БЛЕF - Н. Левченко
Шрифт:
Интервал:
Закладка:
Интуитивно, без карающих осечек, Статиков тогда еще не научился предугадывать. А о позерском умничанье думал так, что если человек рассудочно и за семь верст – планирует, то вносит искажение в свое ментальное пространство, ибо, поступая так с какой-нибудь своекорыстной целью, он выпускает из расчетов как переменчивую вязь явлений, так и – часто небеспочвенно – еще несостоявшегося самого себя. Потенциально, для карьеры любое упущение, вдобавок с нарушением субординации, могло стать черной меткой. Причем для пользы дела, как позже оказалось, в своей двухкамерной душе Доронин мог быть либералом: держа на мушке собеседника, на все лады клеймил заезженный квасной патриотизм и сокрушал как на живца рискованными аллегориями. Но в подчиненных это не любил.
Вальяжно-обходительный, в приколотом к рубашке броском, как из канифаса галстуке и с бежевой тряпицей из нагрудного кармашка, в тон, он дружелюбно посмотрел и будто подмигнул:
– Держите марку, люди всякие. Один вон и радивый вроде и способный…
Статиков непроизвольно обернулся. Но Шериветева уже и след простыл.
III. Крещендо
По будням Анжела, бывало, поджидала его в холмистом пригородном парке, у обрамленного рустом бассейна с булькавшими криницами. Поближе к вечеру, когда на липовой аллее, мощенной желтоватым крупным плитняком от самой остановки, удлинялись тени, являвшийся сюда любительский квартет играл Шопена, Брамса и венгерские рапсодии. Репертуар был небогат и никогда, насколько помнится, не пополнялся, поэтому, чтобы придать тому оттенок новизны, произведения чередовались в смешанном порядке, но каждый раз и начинались и заканчивались сочинениями Листа. Из девятнадцати его рапсодий особенным успехом пользовались две: вторая и пятнадцатая, причем «вторую» прямо-таки обожали и под конец просили повторить. Когда ее пассажи, увенчанные через цезуру самодеятельно-праздничной каденцией смычка, стихали, стоявшие на флангах пожилые женщины, расчувствовавшись, говорили: «браво!» или «бис!». Затем, как бы ища поддержки и сочувствия, поглядывали на своих мужей с газетами или журналами под мышками и бывшими в их кулачках платками промокали лица.
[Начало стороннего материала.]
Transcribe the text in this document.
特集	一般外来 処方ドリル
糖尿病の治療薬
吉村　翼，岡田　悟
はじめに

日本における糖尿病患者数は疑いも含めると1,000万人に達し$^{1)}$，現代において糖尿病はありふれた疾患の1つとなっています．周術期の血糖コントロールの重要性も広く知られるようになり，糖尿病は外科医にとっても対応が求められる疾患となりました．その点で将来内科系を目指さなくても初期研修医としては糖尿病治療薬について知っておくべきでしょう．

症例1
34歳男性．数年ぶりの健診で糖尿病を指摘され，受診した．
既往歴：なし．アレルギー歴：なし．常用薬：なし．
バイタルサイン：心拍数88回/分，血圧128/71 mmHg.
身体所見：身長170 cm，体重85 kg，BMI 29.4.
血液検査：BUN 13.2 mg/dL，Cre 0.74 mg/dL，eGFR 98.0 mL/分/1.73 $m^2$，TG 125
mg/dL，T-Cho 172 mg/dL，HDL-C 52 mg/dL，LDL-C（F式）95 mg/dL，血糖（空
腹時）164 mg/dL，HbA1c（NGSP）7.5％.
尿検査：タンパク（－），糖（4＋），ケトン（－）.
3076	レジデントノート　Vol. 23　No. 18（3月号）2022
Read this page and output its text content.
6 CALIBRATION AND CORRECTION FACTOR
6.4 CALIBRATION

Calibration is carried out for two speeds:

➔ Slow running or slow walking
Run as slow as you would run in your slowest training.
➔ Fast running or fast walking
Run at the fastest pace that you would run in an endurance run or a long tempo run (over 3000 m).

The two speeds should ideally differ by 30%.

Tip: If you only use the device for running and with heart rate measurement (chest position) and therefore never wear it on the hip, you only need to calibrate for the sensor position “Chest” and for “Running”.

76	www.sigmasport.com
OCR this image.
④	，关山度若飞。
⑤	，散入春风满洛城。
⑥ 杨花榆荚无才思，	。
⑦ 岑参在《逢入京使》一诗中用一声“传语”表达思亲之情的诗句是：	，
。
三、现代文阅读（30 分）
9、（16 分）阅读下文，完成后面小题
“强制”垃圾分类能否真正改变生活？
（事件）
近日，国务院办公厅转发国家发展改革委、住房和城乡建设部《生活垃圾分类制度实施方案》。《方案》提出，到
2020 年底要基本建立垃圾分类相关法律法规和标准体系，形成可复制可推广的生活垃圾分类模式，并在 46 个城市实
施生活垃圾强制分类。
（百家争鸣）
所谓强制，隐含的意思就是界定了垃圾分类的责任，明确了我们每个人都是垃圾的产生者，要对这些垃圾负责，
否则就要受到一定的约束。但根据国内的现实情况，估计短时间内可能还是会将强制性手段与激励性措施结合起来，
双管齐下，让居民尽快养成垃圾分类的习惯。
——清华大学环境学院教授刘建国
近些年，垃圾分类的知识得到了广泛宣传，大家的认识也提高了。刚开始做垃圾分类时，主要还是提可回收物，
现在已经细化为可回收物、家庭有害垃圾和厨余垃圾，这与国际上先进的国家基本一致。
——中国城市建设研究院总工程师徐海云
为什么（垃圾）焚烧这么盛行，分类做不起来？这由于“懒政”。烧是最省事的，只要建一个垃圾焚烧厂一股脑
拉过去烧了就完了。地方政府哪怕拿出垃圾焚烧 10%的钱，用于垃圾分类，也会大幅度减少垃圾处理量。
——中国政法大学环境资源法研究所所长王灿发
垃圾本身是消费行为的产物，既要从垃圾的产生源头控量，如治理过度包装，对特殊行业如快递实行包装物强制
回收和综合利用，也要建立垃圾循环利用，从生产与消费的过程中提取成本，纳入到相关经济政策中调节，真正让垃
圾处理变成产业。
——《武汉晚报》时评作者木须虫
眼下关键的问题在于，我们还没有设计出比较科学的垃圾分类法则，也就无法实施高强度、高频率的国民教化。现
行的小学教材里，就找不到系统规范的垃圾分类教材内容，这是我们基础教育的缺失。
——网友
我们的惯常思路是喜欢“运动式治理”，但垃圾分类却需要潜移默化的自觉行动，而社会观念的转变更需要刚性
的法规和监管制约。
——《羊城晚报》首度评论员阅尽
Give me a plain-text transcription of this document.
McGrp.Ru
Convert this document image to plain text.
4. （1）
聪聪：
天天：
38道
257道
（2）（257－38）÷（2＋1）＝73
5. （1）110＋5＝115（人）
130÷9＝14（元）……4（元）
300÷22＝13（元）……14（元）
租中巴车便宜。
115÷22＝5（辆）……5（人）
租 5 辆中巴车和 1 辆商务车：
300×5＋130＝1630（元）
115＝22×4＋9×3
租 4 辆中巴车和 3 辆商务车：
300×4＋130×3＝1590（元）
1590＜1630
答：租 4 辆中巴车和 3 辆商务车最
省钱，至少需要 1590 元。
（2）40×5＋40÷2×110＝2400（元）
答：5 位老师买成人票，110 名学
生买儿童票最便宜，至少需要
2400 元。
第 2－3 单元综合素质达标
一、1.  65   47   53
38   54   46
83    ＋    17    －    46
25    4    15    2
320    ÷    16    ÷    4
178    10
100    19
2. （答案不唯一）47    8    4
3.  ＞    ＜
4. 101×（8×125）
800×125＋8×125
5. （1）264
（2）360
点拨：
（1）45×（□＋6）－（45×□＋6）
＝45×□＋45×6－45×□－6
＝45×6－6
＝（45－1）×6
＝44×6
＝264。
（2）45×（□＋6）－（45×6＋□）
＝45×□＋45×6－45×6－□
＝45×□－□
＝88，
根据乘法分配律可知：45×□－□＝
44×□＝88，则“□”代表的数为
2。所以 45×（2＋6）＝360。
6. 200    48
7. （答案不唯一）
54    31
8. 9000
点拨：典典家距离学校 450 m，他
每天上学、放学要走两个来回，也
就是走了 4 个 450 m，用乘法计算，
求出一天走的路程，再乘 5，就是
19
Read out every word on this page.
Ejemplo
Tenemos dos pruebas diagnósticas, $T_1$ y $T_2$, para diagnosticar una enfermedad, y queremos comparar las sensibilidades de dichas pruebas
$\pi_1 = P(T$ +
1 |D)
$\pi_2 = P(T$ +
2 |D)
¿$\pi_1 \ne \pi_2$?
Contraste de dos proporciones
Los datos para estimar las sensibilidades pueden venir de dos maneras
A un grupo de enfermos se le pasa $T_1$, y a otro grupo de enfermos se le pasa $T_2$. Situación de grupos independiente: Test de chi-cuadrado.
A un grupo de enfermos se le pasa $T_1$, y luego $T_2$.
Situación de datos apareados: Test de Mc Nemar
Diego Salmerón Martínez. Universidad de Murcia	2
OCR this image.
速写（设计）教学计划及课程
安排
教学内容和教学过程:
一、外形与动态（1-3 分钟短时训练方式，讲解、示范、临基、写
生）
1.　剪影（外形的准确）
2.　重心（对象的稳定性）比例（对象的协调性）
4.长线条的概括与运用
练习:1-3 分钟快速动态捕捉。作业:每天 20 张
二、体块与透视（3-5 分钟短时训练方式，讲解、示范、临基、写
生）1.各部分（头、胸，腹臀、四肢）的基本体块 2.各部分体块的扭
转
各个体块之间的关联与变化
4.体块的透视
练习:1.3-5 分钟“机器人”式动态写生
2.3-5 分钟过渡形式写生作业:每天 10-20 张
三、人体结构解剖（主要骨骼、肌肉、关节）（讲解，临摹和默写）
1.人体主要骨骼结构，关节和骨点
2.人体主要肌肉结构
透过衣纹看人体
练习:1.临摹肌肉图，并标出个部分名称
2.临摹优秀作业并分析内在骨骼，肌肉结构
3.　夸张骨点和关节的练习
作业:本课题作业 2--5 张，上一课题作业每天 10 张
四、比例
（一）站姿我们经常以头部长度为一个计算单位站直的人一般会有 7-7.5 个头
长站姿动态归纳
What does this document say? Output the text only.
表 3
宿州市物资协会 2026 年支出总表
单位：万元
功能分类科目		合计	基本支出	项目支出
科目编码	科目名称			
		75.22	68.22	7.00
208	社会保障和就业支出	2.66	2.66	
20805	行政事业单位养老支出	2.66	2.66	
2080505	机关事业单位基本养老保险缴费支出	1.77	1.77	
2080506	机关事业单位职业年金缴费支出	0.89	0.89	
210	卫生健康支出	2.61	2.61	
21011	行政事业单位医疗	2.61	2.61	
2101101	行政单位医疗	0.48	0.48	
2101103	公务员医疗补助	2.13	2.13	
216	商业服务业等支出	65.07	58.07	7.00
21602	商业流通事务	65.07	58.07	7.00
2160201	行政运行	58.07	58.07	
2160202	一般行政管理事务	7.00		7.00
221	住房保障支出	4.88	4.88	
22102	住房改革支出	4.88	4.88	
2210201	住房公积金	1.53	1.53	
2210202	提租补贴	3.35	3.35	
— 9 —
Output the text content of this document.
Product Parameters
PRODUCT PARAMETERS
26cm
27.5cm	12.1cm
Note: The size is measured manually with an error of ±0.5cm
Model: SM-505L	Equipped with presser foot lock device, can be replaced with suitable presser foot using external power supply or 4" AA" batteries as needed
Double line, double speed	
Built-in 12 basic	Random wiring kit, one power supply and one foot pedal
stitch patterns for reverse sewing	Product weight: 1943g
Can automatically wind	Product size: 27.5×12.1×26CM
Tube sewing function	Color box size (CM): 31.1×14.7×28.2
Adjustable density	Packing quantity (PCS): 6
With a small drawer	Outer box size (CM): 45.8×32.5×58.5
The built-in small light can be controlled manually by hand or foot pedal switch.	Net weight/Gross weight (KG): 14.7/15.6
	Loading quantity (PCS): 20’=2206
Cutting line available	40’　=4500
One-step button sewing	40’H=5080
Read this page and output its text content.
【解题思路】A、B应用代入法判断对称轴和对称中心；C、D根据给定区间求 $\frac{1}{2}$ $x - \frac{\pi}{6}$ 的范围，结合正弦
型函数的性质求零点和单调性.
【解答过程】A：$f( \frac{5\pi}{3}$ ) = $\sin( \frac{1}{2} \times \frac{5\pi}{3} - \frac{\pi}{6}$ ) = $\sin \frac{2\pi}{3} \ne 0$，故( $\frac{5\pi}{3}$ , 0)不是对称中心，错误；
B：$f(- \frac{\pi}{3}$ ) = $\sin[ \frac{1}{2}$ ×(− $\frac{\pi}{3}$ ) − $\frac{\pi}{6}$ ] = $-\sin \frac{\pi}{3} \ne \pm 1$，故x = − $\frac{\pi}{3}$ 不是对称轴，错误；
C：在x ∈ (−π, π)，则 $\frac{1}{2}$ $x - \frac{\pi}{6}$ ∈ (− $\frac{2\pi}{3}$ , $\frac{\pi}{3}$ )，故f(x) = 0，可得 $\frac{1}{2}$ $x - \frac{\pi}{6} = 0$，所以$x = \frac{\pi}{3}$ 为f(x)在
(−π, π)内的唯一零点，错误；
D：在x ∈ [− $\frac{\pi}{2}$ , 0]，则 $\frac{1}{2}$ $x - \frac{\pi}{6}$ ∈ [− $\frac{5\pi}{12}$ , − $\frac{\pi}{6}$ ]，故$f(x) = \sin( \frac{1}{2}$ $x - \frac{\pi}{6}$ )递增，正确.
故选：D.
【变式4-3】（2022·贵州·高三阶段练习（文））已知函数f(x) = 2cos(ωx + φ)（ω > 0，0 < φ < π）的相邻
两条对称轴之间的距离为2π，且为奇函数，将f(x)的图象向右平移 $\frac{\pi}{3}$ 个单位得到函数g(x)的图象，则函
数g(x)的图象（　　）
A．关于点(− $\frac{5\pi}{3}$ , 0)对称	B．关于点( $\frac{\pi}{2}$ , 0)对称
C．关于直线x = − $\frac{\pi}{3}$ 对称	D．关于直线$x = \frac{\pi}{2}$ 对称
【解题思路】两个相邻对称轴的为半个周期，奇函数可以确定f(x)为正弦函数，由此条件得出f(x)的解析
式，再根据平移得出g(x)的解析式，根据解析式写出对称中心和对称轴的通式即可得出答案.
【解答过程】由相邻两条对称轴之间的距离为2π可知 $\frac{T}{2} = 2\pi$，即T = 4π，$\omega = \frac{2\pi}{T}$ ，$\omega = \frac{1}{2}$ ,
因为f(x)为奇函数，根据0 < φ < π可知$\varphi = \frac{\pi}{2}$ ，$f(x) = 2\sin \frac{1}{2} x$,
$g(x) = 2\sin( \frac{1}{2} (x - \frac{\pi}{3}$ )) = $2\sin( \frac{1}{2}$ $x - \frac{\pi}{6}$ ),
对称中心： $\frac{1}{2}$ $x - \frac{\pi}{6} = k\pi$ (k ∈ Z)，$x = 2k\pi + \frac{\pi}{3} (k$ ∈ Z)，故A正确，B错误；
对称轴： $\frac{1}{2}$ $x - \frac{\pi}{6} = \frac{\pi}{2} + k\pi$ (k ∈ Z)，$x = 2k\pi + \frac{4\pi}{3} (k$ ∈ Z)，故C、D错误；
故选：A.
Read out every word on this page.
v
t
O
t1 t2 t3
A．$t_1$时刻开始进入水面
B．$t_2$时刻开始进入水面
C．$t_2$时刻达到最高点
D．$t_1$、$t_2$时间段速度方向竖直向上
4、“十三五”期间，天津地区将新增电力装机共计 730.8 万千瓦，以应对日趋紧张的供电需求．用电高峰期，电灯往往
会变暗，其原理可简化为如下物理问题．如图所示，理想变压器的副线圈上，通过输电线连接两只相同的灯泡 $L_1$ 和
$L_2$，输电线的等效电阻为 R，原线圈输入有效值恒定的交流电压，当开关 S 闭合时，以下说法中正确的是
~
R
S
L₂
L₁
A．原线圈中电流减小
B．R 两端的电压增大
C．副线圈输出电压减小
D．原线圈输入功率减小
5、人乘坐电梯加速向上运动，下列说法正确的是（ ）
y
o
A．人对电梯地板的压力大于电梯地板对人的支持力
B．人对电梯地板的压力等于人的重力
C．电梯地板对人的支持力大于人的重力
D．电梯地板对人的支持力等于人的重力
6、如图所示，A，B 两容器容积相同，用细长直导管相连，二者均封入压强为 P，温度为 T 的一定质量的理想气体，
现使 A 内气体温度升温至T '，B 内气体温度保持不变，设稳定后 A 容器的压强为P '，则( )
Но чаще группа музыкантов, чьи пропотевшие у шеи кубовые тенниски по выходным переменялись пиджаками на одну петлицу, с криво пришпандоренными к вороту рубашек бабочками, умасливала слух con brio и без перерыва. Гармония альта, фортепиано и двух скрипок даже и вблизи перекрывала звук шагов. Но Анжела опережала сердцем его приближение. И сколько он ни думал незаметно подобраться к ней и встать с сосредоточенно-серьезным видом за спиной, будто бы он тут уже давно, ему это не удавалось.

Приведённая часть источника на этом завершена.